Pero para no quedar siempre en el diagnóstico y provocar el debate vamos a recurrir al titular de la CELAG el economista, politólogo y asesor de varios gobiernos y movimientos políticos latinoamericanos y españoles que hace unos días escribió un interesante artículo desafiando con algunas preguntas disruptivas que hacemos nuestras y como dice él "con el ánimo de llevarle la contraria a los fanáticos de lo imposible".

¿Es posible eliminar la exención en el impuesto a las ganancias que goza el Poder Judicial en Argentina, y recaudar 42 mil millones de pesos (0,11 % del PIB o 4,15 % del total del gasto tributario)?

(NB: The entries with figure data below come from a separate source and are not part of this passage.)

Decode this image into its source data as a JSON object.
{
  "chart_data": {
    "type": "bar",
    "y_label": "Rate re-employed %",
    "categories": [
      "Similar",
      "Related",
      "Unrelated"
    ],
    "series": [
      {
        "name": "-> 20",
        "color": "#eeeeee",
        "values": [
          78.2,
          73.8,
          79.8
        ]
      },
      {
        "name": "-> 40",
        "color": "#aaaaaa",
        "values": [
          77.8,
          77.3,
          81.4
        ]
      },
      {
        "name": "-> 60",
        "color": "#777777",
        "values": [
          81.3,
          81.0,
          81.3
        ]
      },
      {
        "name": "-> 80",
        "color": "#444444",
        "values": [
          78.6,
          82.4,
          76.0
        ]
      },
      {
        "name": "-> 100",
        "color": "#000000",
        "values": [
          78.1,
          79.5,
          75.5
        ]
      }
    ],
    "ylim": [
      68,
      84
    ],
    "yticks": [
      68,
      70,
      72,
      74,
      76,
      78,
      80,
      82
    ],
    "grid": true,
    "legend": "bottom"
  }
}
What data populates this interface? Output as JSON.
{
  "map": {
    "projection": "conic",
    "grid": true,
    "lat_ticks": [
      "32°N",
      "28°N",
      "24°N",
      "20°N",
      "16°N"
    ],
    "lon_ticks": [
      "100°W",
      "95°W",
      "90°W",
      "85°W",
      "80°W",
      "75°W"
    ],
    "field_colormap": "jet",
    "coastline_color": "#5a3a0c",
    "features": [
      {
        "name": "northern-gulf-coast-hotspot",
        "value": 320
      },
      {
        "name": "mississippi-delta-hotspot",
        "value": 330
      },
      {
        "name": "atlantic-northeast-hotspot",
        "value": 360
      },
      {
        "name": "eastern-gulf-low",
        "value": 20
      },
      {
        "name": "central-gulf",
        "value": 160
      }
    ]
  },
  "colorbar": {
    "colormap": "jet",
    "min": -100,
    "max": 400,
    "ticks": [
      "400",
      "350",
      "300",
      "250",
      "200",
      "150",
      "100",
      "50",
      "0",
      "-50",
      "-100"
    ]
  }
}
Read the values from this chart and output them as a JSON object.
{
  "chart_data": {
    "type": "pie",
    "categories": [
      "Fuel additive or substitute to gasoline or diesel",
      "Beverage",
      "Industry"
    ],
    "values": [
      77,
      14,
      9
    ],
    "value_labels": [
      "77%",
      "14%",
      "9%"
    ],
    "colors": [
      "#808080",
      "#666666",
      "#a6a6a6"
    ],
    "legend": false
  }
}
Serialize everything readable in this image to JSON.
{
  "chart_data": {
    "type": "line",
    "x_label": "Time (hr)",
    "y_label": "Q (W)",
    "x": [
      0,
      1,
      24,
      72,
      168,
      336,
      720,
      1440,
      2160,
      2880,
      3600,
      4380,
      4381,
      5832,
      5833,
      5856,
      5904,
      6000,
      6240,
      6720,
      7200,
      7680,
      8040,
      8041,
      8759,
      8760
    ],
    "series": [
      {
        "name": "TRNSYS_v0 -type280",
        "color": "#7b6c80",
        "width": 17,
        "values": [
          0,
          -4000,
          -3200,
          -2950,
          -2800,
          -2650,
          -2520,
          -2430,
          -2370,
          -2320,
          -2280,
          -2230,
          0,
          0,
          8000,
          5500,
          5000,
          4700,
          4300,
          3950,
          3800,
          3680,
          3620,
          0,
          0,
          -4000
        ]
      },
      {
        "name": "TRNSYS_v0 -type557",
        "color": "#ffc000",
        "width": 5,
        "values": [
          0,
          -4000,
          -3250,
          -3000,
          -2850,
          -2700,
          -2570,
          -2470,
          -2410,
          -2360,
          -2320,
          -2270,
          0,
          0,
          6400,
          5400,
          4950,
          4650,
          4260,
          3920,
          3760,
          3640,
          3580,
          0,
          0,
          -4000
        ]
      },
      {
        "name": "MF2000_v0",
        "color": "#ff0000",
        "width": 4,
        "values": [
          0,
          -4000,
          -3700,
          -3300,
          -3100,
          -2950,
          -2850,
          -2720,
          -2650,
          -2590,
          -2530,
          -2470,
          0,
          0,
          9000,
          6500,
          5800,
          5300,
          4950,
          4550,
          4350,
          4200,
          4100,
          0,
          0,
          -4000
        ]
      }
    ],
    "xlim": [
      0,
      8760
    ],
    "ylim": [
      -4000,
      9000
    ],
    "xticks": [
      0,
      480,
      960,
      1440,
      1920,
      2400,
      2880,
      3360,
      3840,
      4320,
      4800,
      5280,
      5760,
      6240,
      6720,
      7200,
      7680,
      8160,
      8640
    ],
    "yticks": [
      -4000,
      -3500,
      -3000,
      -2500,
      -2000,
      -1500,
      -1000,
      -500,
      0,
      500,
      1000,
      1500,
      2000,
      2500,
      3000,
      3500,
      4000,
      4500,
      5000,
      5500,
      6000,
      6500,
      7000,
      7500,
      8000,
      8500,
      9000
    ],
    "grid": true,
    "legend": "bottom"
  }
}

¿Es posible hacer que los grandes conglomerados empresariales en Argentina paguen el tipo impositivo legal, 30 %, en vez de lo que están realmente pagando, el tipo efectivo real, 4,1 % (año 2019)?

¿Es posible aplicar en Argentina el tipo impositivo a las ganancias de la banca privada que tiene Bolivia, para obtener en una década la mitad de lo que se le debe al FMI?

¿Es posible limitar el cobro de comisiones y tasas de interés usureras a la banca y otras entidades financieras para aliviar el problema de la deuda de los hogares que afecta a la gran mayoría? ¿Es posible un plan urgente para resolver esa asfixiante deuda familiar?

¿Es posible aumentar el salario mínimo a 100.000 pesos por mes? (como primer paso para compensar el desequilibrio entre la masa salarial acumulada en el periodo 2016-2021 (335 %) y el crecimiento de los precios (474 %) y los beneficios empresariales (523 %).

¿Es posible imponer multas notables sobre las prácticas oligopólicas en materia de precios de bienes básicos?

¿Es posible fijar otras condiciones de juego para unas pocas empresas distribuidoras de electricidad que dejan sin luz a la gente de manera frecuente?

¿Es posible disponer de una agencia pública de vivienda que logre que este mercado no sea beneficioso sólo para unos pocos?